Sanath Gurunada, who manages organic and classic tea plantations in Ratnapura, southeast of Colombo, said that if the ban continues “the crop will start to crash by October and we will see exports seriously affected by November or December”.

He said his plantation maintained an organic section for tourism, but it was not viable. Organic tea costs 10 times more to produce and the market is limited, Gurunada added.

W.A. Wijewardena, a former central bank deputy governor and economic analyst, called the organic project “a dream with unimaginable social, political and economic costs”.

A labourer works at a tea plantation in Ratnapura. Photo: AFP

He said Sri Lanka’s food security had been compromised and that without foreign currency it is “worsening day by day”.

Experts say the problem for rice is also acute, while vegetable growers are staging near daily protests over reduced harvests and pest-affected crops. “If we go completely organic, we will lose 50 per cent of the crop, [but] we are not going to get 50 per cent higher prices,” Gunaratne said.

Tea plantation owners say that on top of the loss of earnings, a crop failure would cause huge unemployment, as tea leaves are still picked by hand. “With the collapse of tea, the jobs of three million people will be in jeopardy,” the Tea Factory Owners Association said.

A tea plantation worker in Ratnapura. Photo: AFP

Plantations minister Ramesh Pathirana said the government hoped to provide organic compost in place of chemical fertilisers. “Our government is committed to providing something good for the tea industry, fertiliser-wise,” he said.
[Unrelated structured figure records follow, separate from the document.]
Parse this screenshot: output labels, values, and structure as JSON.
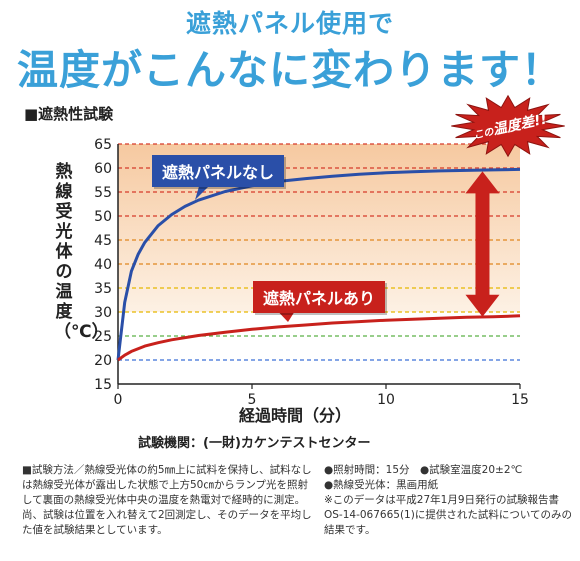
{
  "header": {
    "line1": "遮熱パネル使用で",
    "line2": "温度がこんなに変わります！"
  },
  "section_title": "■遮熱性試験",
  "burst": {
    "prefix": "この",
    "main": "温度差!!"
  },
  "source": "試験機関：(一財)カケンテストセンター",
  "notes_left": "■試験方法／熱線受光体の約5㎜上に試料を保持し、試料なしは熱線受光体が露出した状態で上方50㎝からランプ光を照射して裏面の熱線受光体中央の温度を熱電対で経時的に測定。尚、試験は位置を入れ替えて2回測定し、そのデータを平均した値を試験結果としています。",
  "notes_right": {
    "line1": "●照射時間：15分　●試験室温度20±2℃",
    "line2": "●熱線受光体：黒画用紙",
    "line3": "※このデータは平成27年1月9日発行の試験報告書OS-14-067665(1)に提供された試料についてのみの結果です。"
  },
  "colors": {
    "headline": "#3aa0d8",
    "blue_series": "#2a4fa8",
    "red_series": "#c8211c",
    "background_band": "#fbe6cf",
    "arrow": "#c8211c"
  },
  "chart_data": {
    "type": "line",
    "title": "",
    "xlabel": "経過時間（分）",
    "ylabel": "熱線受光体の温度（℃）",
    "xlim": [
      0,
      15
    ],
    "ylim": [
      15,
      65
    ],
    "xticks": [
      "0",
      "5",
      "10",
      "15"
    ],
    "yticks": [
      "15",
      "20",
      "25",
      "30",
      "35",
      "40",
      "45",
      "50",
      "55",
      "60",
      "65"
    ],
    "grid": true,
    "series": [
      {
        "name": "遮熱パネルなし",
        "x": [
          0,
          0.25,
          0.5,
          0.75,
          1,
          1.5,
          2,
          2.5,
          3,
          4,
          5,
          6,
          7,
          8,
          9,
          10,
          11,
          12,
          13,
          14,
          15
        ],
        "values": [
          20,
          32,
          38.5,
          42,
          44.5,
          48,
          50.3,
          52,
          53.3,
          55.1,
          56.3,
          57.2,
          57.8,
          58.3,
          58.7,
          59,
          59.2,
          59.4,
          59.5,
          59.6,
          59.7
        ]
      },
      {
        "name": "遮熱パネルあり",
        "x": [
          0,
          0.25,
          0.5,
          1,
          1.5,
          2,
          3,
          4,
          5,
          6,
          7,
          8,
          9,
          10,
          11,
          12,
          13,
          14,
          15
        ],
        "values": [
          20,
          21,
          21.8,
          22.9,
          23.6,
          24.2,
          25.1,
          25.8,
          26.4,
          26.9,
          27.3,
          27.7,
          28.0,
          28.3,
          28.5,
          28.7,
          28.9,
          29.0,
          29.2
        ]
      }
    ]
  }
}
Farmers say Sri Lanka’s exports of cinnamon and pepper will also be affected by the organic drive. Sri Lanka supplies 85 per cent of the global market for Ceylon Cinnamon, one of the two leading types of the spice, according to United Nations figures.

Still, Rajapaksa remains wedded to his course, telling a recent UN summit that he was confident his organic initiative will ensure “greater food security and nutrition” for Sri Lankans.